SO MUCH PAIN!!!
If I could share one piece of knowledge right now it would be that if you are even considering about going back to restriction – even if you say it’s only for a short amount of time – don’t! It really isn’t worth it and getting back to any sense of normality is not a fun process to go through again.
I really wish that I had told myself and believed that before I did.
Physically I have not felt comfortable since I started this process of increasing/slight re-feeding and yesterday I spent my afternoon on the couch because moving even slightly sent a wave of nausea and pain rippling through my body. It was not pleasant and I am not fairing much better today in terms of the sensation of feeling sick. It’s frustrating because it is making the ED scream even louder at me to stop eating…”You don’t need that. You’re already full. Stop being so greedy. It’s making you fat. Look at the state you of you” and every other variation on that statement conceivable. I’m ignoring it or at the very least not let it affect my actions or behaviours…but is so hard when your mind and body are telling you to do the complete opposite of what you have to do. Anorexia is a bitch and recovery is brutal. Why do I always forget this?

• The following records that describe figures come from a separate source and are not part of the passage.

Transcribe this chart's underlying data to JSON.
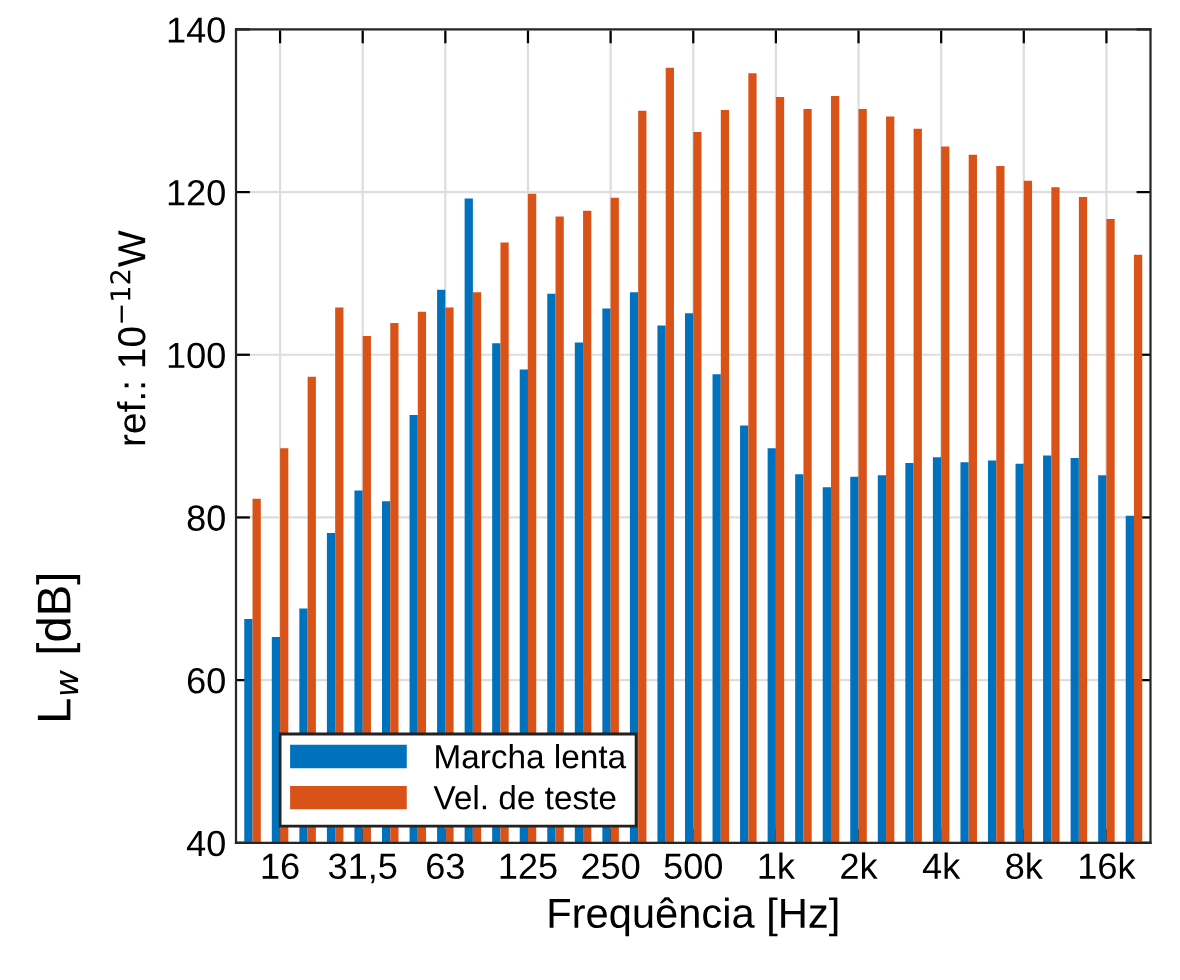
{
  "chart_data": {
    "type": "bar",
    "categories": [
      null,
      "16",
      null,
      null,
      "31,5",
      null,
      null,
      "63",
      null,
      null,
      "125",
      null,
      null,
      "250",
      null,
      null,
      "500",
      null,
      null,
      "1k",
      null,
      null,
      "2k",
      null,
      null,
      "4k",
      null,
      null,
      "8k",
      null,
      null,
      "16k",
      null
    ],
    "series": [
      {
        "name": "Marcha lenta",
        "color": "#0072bd",
        "values": [
          67.5,
          65.3,
          68.8,
          78.1,
          83.3,
          82.0,
          92.6,
          108.0,
          119.2,
          101.4,
          98.2,
          107.5,
          101.5,
          105.7,
          107.7,
          103.6,
          105.1,
          97.6,
          91.3,
          88.5,
          85.3,
          83.7,
          85.0,
          85.2,
          86.7,
          87.4,
          86.8,
          87.0,
          86.6,
          87.6,
          87.3,
          85.2,
          80.2
        ]
      },
      {
        "name": "Vel. de teste",
        "color": "#d95319",
        "values": [
          82.3,
          88.5,
          97.3,
          105.8,
          102.3,
          103.9,
          105.3,
          105.8,
          107.7,
          113.8,
          119.8,
          117.0,
          117.7,
          119.3,
          130.0,
          135.3,
          127.4,
          130.1,
          134.6,
          131.7,
          130.2,
          131.8,
          130.2,
          129.3,
          127.8,
          125.6,
          124.6,
          123.2,
          121.4,
          120.6,
          119.4,
          116.7,
          112.3
        ]
      }
    ],
    "xlabel": "Frequência [Hz]",
    "ylabel": "L$_{w}$ [dB]",
    "annotations": [
      "ref.: 10$^{−12}$W"
    ],
    "ylim": [
      40,
      140
    ],
    "yticks": [
      40,
      60,
      80,
      100,
      120,
      140
    ],
    "grid": true,
    "legend": "bottom left"
  }
}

The strange thing is though that no matter how many times I go through these periods I keep expecting a different outcome. In the beginning (before I start), I am so distraught about my body and usually pretty unhappy and so I tell myself I would be happier if I saw the numbers go down. It will make me safe again. It will be all the things I want it to be, all the things that I thought the Anorexia would fix. Then somewhere in the middle when I restrict and cut things out and it still isn’t making me happy, I wonder why I thought that that would be the answer. What evidence have I ever had to back that kind of outcome up? Yet at the same time the eating disorder gets a firmer grip on me and all the irrational fears and thinking distortions come into play before I realise that I cannot keep destroying myself like this. Finally I take action, get help, get my meal plan increased and attempt to restore weight and I am constantly stunned that it this part that is always the hardest. Anorexia has me convinced that I don’t really have a problem and my mind tells me that I should be able to just eat…it’s not as though it’s that hard. I underestimate how much I let this thing regain control over me. I think a part of me is still expecting to wake up one day and I will just be fine, recovery will be done, the eating disorder over and I will have snapped out of it because I was never even that unwell in the first place.
I lie to myself because it’s the easier than the truth…even though the truth is something that I have been trying to accept for a long time, one that says this is not a phase and you can’t just talk your way out of this one. You have to fight like hell to get out of it. That includes hurting horribly whilst you’re trying to put yourself back together again.
Mentally I am not as exhausted as I was at the end of the last week, and as much as I’m not a fan of resting, it is quite possible that I needed to do it. I couldn’t keep trying to battle through the physical issues as well as trying to get work done and being in a hundred different places at once. Last week in group I got told that I wouldn’t expect someone else who wasn’t well to keep doing everything that they have to do and the eating disorder makes that doubly difficult because it affects your both mentally and physically. She was of course right but I found the idea that admitting that I may actually still be unwell was unnerving. I guess for me it was a case of as long as I wasn’t an inpatient, as long I wasn’t dying, as long as I could get through the day from morning to night in relatively one piece than I was fine. Yes…exceptions for the self and not something I would ever believe of another person.
Despite everything I still despise the eating disorder more than the weight gain. I still would rather be free than bound up by this thing. So I am going to keep going and stop believing that I can’t. I can because I’ve done it before. My body can tolerate it because it’s tolerated it before. This pain will pass.
The plan for today is to leave the house and go for a walk with a friend and then I’m going to the cinemas this afternoon with another friend. I’m hoping that it will be just the type of day that I need right now and then tomorrow I can get back to work and start tackling the mountain of work that I have to do for Uni and my other work.